Qu’est-ce que l’Etat de New-York pourrait être le premier à interdire aux Etats-Unis ?

Paris, le vendredi 10 janvier 2020 – L’indignation est depuis longtemps un outil politique. Les élus ont ainsi toujours eu l’habitude de prendre des décisions en "réaction" à un événement. A l’heure de l’hyper médiatisation, notre époque en donne des exemples quotidiens et saisissants.

Un rappeur innocent !

Ainsi, examinant dans quelques décennies les raisons ayant présidé à l’interdiction dans l’Etat de New York des tests de virginité, les historiens de demain seront sans doute un peu étonnés de découvrir les déclarations du rappeur américain T.I. Non pas que ce dernier ait ardemment milité contre l’implication médicale dans ces vérifications d’un autre âge, mais parce que ses déclarations, prononcées sur un ton badin, ont poussé deux élus de l’Etat de New York à agir.

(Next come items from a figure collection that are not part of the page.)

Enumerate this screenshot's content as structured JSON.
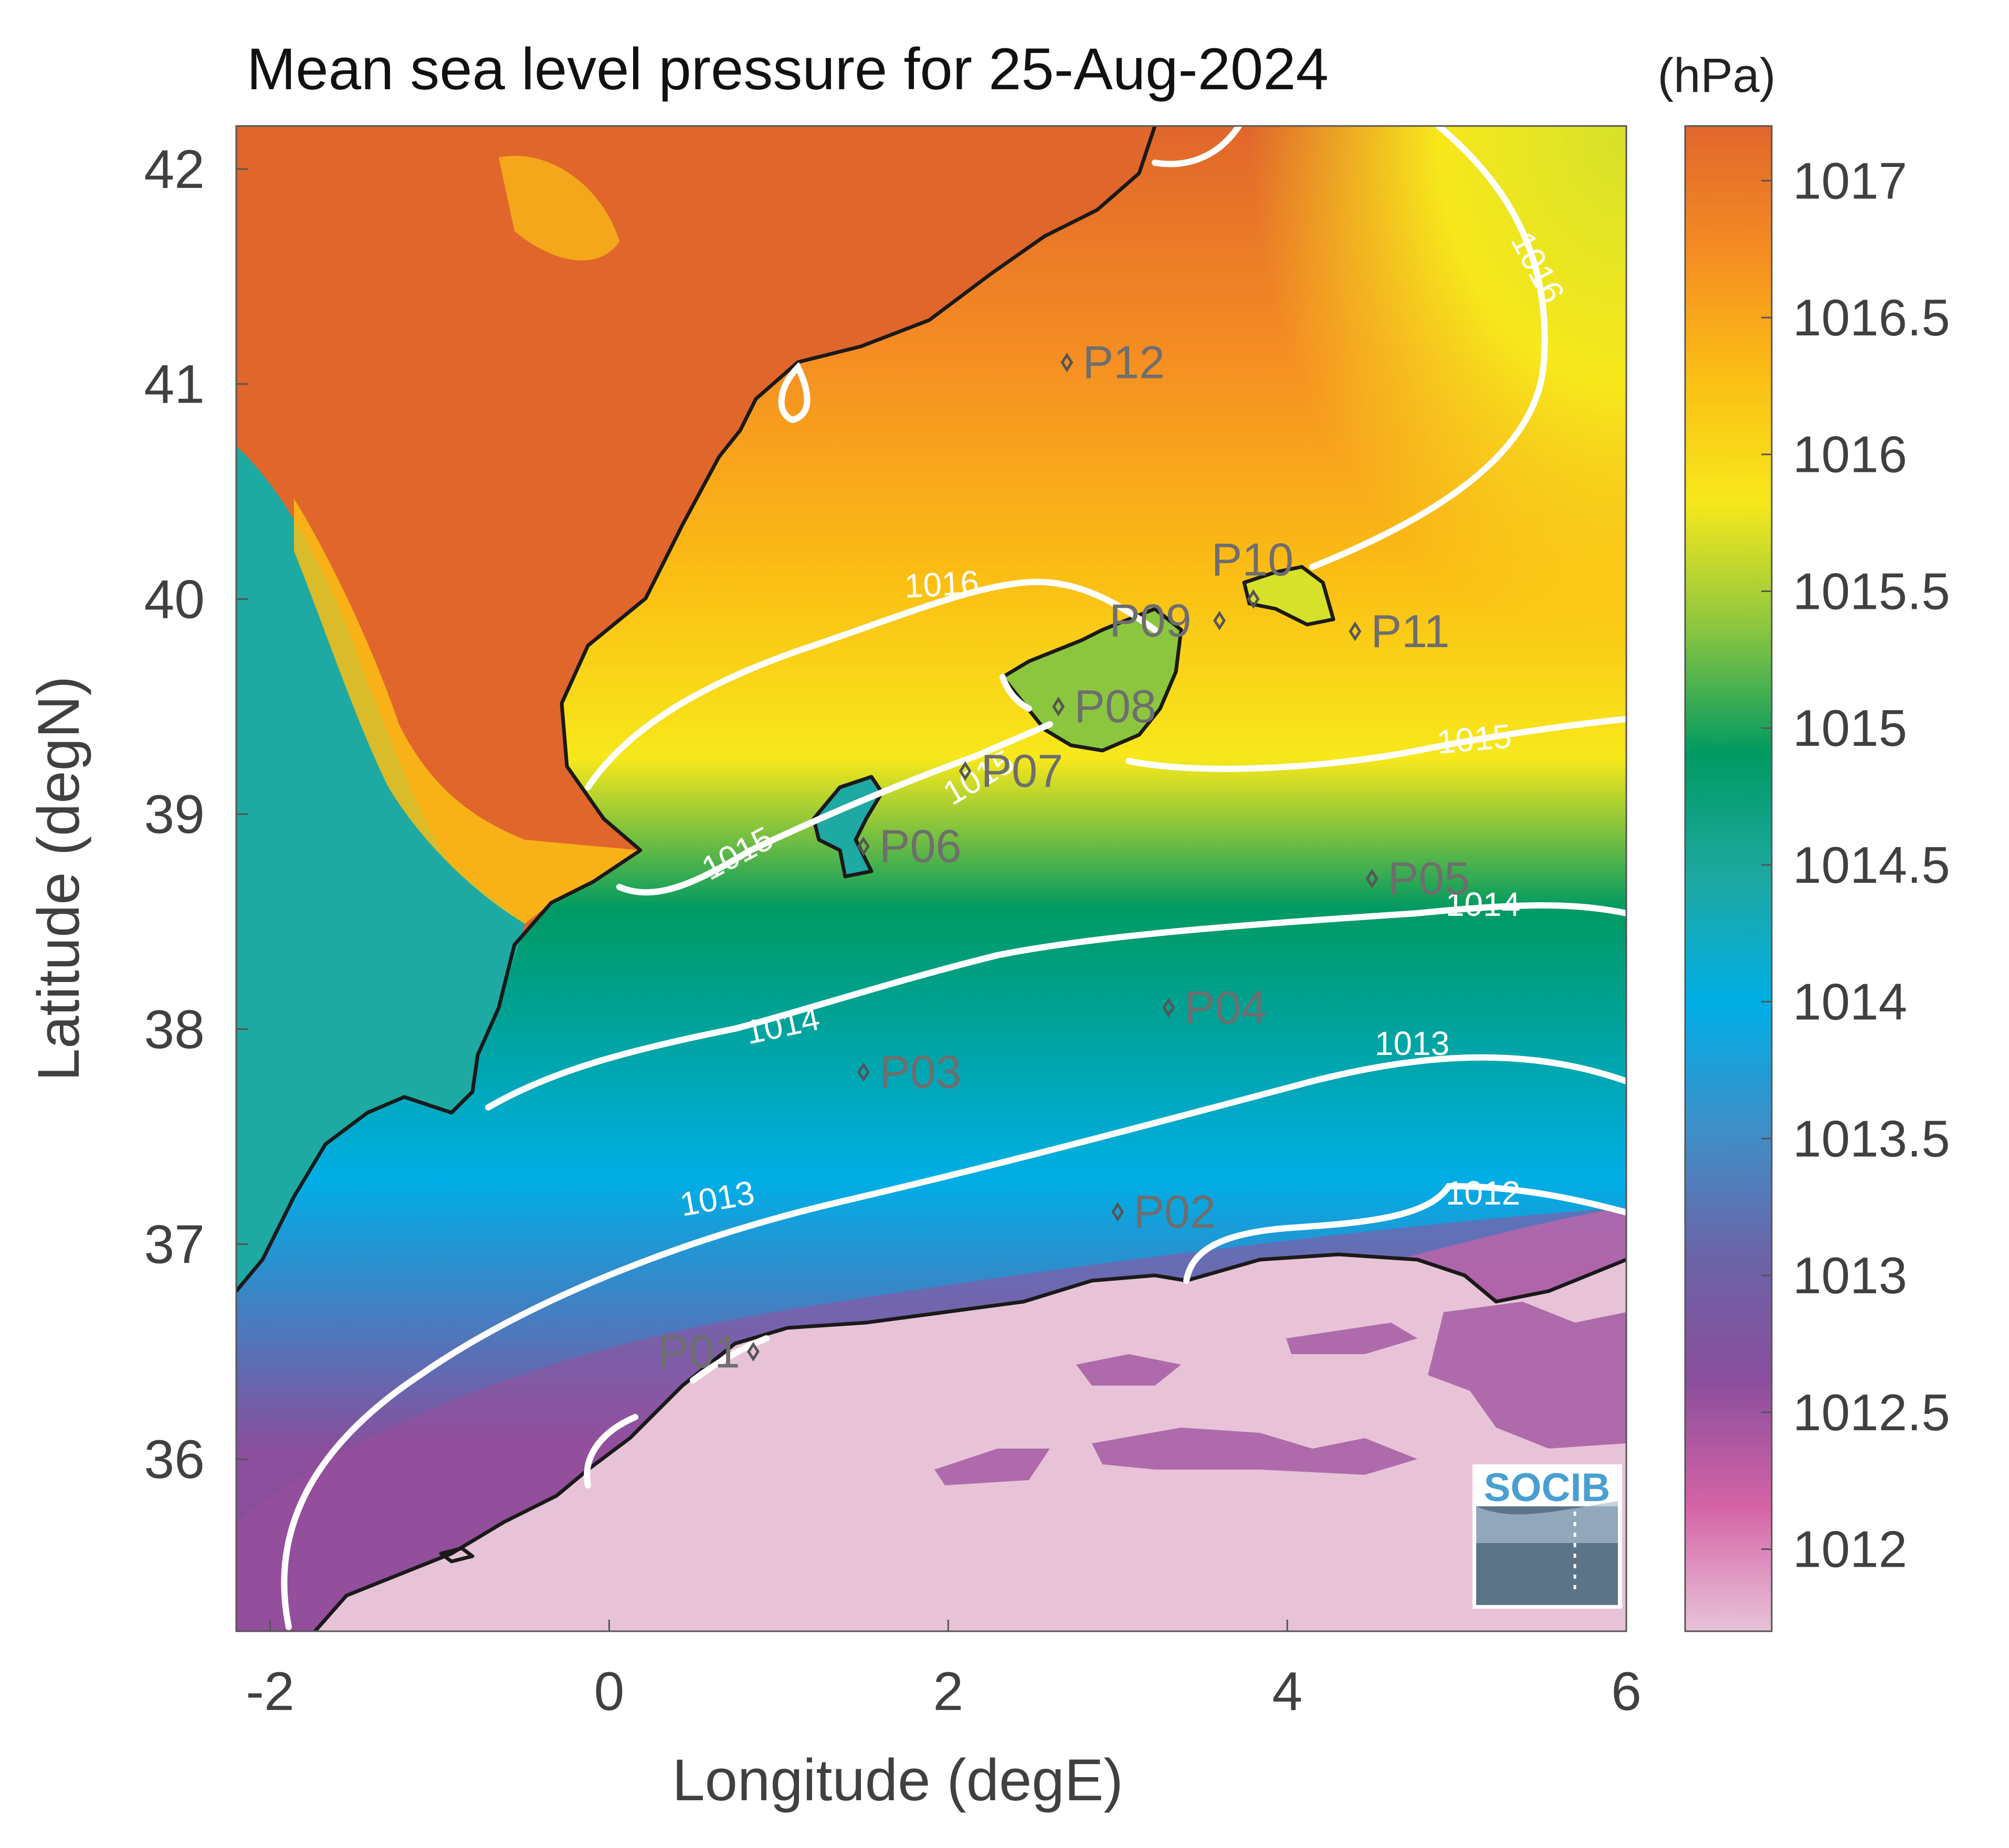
{
  "title": "Mean sea level pressure for 25-Aug-2024",
  "unit_label": "(hPa)",
  "x_axis": {
    "label": "Longitude (degE)",
    "ticks": [
      "-2",
      "0",
      "2",
      "4",
      "6"
    ],
    "range": [
      -2.2,
      6.0
    ]
  },
  "y_axis": {
    "label": "Latitude (degN)",
    "ticks": [
      "42",
      "41",
      "40",
      "39",
      "38",
      "37",
      "36"
    ],
    "range": [
      35.2,
      42.2
    ]
  },
  "colorbar": {
    "ticks": [
      "1017",
      "1016.5",
      "1016",
      "1015.5",
      "1015",
      "1014.5",
      "1014",
      "1013.5",
      "1013",
      "1012.5",
      "1012"
    ],
    "range": [
      1011.7,
      1017.2
    ],
    "colors": [
      "#e8c3d8",
      "#d563a6",
      "#8a4e9c",
      "#6b64a8",
      "#3f8fc8",
      "#00aee6",
      "#1ea9a2",
      "#009a62",
      "#8cc63f",
      "#f7e81b",
      "#fbbe14",
      "#f58d23",
      "#e0662c"
    ]
  },
  "contour_labels": {
    "c1016_a": "1016",
    "c1016_b": "1016",
    "c1015_a": "1015",
    "c1015_b": "1015",
    "c1015_c": "1015",
    "c1014_a": "1014",
    "c1014_b": "1014",
    "c1013_a": "1013",
    "c1013_b": "1013",
    "c1012_a": "1012"
  },
  "stations": [
    {
      "id": "P01",
      "lon": 0.85,
      "lat": 36.5
    },
    {
      "id": "P02",
      "lon": 3.0,
      "lat": 37.15
    },
    {
      "id": "P03",
      "lon": 1.5,
      "lat": 37.8
    },
    {
      "id": "P04",
      "lon": 3.3,
      "lat": 38.1
    },
    {
      "id": "P05",
      "lon": 4.5,
      "lat": 38.7
    },
    {
      "id": "P06",
      "lon": 1.5,
      "lat": 38.85
    },
    {
      "id": "P07",
      "lon": 2.1,
      "lat": 39.2
    },
    {
      "id": "P08",
      "lon": 2.65,
      "lat": 39.5
    },
    {
      "id": "P09",
      "lon": 3.6,
      "lat": 39.9
    },
    {
      "id": "P10",
      "lon": 3.8,
      "lat": 40.0
    },
    {
      "id": "P11",
      "lon": 4.4,
      "lat": 39.85
    },
    {
      "id": "P12",
      "lon": 2.7,
      "lat": 41.1
    }
  ],
  "logo_text": "SOCIB"
}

Invité du podcast Ladies like us, T.I. a tranquillement déclaré qu’il conduisait régulièrement sa fille de 18 ans chez le gynécologue, afin que ce dernier procède notamment à un test de virginité ! Cette révélation a suscité une avalanche de réactions et les excuses très maladroites du rappeur qui a affirmé que sa fille ne s’était jamais opposée à ces tests (!) et que bien sûr il n’était jamais présent dans la salle lors de la réalisation de ces derniers.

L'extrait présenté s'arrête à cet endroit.